L’HOMME MALADE DE L’EUROPE
La France, est bel et bien devenue l’homme malade de l’Europe, avec ses manifestations de masse contre la réforme des retraites, ses 3 000 milliards d’euros de dette, son déficit extérieur record à 160 milliards dont un quart avec la Chine (39,6 milliards d’euros en 2021), ses millions de pauvres et de chômeurs ou ceux qui survivent au RSA ou à l’aide alimentaire, son immigration incontrôlée (320 000 premiers titres de séjour et 150 000 demandeurs d’asile en 2022), sa désindustrialisation au profit de la Chine notamment, la panne de ses centrales nucléaires et de ses hôpitaux. Cette France-là, de toute évidence, ne se sent plus assez forte pour parler seule, d’égale à égale, avec la Chine. Elle cherche des appuis.
« On se demande dès lors jusqu’où Emmanuel Macron poussera l’abaissement international de la France. »

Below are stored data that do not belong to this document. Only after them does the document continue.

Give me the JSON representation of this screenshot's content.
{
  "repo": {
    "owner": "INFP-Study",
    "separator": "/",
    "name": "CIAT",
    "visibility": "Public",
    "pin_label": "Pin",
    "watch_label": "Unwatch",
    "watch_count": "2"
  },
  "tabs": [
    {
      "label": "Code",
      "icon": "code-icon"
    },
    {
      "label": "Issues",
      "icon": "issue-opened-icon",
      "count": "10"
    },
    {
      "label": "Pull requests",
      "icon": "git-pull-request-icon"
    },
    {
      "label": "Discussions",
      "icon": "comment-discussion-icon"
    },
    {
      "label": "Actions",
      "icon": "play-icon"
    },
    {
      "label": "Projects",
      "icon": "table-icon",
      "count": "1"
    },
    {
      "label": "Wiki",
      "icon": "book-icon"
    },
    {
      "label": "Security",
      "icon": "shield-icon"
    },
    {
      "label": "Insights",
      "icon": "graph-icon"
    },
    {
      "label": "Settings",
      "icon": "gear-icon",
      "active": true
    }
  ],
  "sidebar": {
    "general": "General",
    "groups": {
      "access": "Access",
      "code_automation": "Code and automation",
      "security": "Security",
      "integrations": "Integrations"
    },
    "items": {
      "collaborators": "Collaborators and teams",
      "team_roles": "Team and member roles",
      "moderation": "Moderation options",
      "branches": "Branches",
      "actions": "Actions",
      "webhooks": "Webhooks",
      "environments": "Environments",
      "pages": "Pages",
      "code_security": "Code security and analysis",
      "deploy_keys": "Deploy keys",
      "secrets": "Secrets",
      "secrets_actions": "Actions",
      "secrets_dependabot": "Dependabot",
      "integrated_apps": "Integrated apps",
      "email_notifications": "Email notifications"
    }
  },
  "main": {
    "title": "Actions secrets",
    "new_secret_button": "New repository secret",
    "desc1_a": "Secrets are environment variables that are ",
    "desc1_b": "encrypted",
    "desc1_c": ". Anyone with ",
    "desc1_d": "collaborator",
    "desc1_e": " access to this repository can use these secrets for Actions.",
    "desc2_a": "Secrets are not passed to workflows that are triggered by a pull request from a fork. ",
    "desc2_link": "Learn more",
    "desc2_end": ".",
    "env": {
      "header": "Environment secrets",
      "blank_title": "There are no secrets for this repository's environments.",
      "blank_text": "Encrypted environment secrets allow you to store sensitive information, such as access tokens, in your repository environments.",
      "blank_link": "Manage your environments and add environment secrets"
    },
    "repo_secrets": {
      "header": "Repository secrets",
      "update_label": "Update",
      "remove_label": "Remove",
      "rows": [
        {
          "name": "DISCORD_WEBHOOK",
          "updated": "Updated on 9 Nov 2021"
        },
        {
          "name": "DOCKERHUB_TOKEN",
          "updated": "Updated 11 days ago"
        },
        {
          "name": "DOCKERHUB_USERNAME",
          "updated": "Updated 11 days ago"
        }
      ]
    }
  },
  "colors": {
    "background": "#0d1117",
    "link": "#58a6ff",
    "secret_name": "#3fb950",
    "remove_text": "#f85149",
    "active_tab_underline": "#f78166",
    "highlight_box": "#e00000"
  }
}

En novembre 2022 déjà, Emmanuel Macron avait tenté, mais en vain, de s’inviter au voyage officiel du chancelier Olaf Scholz à Pékin, avec l’argument que l’Europe est « plus forte quand elle parle unie » à la Chine. Le problème est que l’Allemagne n’est pas partageuse. Elle est omniprésente en Chine avec 5 200 de ses entreprises présentes, à commencer par le conglomérat BASF qui vient d’investir 10 milliards d’euros dans ce pays, avec la moitié des ventes de Volkswagen, sans parler de l’achat de 30 % du port de Hambourg par l’armateur chinois Cosco. Olaf Scholz, lui, on le comprend, n’a besoin de personne et préfère parler seul avec Xi Jinping. Privé de la compagnie du chancelier allemand, le président français s’est donc rabattu sur la présidente de la Commission européenne afin de tenter de peser un peu plus sur l’écran radar des Chinois.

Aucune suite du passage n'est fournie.